I understand that several POIs with otherwise the same tags (e.g. benches) can be stored in MVT much more space-efficiently. Adding (OSM) ids would break that. For POIs that don't have the same tags because they already have different names (e.g. restaurants), there is no space-saving.

So, it makes sense to me to allow osm ids on kind of POIs which usually have a name , i.e. shops, offices, amenities like childcare etc. because this would make it much easier to make the map interactive (click on restaurant to retrieve details about the restaurant). Being able to click on benches, trash cans, street lighting, trees, bollards etc. I consider less useful for the typical use case of a general map. (Although, of course, not without use, just perhaps not for a general-purpose map and thus is not worth the extra space consumed by it.)

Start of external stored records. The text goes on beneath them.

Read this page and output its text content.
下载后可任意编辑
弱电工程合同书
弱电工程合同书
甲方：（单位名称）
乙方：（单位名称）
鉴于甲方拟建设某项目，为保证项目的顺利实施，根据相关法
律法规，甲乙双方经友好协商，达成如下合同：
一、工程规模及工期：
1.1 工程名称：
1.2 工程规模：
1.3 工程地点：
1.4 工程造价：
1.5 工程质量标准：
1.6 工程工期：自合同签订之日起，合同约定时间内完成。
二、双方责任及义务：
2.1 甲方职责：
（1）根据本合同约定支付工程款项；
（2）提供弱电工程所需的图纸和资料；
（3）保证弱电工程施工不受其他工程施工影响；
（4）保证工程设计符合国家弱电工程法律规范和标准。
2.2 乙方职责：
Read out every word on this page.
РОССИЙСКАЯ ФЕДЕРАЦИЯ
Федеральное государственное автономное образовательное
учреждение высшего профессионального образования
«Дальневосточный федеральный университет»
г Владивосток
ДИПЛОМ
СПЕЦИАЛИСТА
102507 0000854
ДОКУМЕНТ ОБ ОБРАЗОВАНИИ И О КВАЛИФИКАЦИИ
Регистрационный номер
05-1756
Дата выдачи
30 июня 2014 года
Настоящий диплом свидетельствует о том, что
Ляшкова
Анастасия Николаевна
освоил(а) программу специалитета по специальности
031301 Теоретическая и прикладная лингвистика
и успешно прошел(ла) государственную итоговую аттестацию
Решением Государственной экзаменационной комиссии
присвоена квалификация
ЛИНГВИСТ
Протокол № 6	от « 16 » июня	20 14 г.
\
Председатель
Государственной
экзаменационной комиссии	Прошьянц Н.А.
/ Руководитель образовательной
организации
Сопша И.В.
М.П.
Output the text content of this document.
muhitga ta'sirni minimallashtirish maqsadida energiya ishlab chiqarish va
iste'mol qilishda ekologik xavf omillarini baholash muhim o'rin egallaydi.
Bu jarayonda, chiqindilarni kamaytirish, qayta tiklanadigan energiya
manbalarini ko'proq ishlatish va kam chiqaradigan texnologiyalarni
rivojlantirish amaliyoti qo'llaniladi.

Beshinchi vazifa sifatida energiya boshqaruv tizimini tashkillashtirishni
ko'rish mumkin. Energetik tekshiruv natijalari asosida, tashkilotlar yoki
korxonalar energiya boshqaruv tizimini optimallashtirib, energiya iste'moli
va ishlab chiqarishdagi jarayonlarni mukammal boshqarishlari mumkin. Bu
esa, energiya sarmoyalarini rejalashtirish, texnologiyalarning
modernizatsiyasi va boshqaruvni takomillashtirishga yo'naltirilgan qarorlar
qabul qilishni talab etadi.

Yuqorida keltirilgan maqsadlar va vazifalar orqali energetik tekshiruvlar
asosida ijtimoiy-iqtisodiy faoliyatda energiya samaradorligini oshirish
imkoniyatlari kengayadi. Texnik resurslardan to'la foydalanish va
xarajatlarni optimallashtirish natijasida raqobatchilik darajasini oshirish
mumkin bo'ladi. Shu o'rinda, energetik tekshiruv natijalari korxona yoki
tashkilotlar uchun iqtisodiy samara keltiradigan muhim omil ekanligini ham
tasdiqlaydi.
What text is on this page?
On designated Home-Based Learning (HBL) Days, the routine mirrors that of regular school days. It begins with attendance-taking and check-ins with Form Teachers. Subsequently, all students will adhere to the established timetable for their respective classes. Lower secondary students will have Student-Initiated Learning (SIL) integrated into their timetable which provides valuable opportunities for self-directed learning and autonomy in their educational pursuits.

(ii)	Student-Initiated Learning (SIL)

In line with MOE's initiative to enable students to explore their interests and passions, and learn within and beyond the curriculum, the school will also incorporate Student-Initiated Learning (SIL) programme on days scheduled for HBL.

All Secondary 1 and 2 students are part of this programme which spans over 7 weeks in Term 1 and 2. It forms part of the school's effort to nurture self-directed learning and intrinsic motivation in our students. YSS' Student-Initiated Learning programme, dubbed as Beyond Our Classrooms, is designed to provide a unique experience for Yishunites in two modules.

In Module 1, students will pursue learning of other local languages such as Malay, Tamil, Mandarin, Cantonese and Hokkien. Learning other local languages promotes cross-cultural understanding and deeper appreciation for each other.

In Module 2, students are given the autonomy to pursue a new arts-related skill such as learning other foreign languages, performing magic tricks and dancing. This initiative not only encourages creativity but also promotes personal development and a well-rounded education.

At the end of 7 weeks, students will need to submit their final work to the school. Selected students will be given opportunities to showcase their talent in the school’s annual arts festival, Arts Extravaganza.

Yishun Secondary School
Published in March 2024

A list of kind of POIs that usually have a name (and can be entered) is maintained in StreetComplete here: https://github.com/streetcomplete/StreetComplete/blob/master/app/src/commonMain/kotlin/de/westnordost/streetcomplete/osm/Places.kt#L34

I.e. all shop, club, craft, healthcare, office and some amenity, emergency, leisure, military, tourism.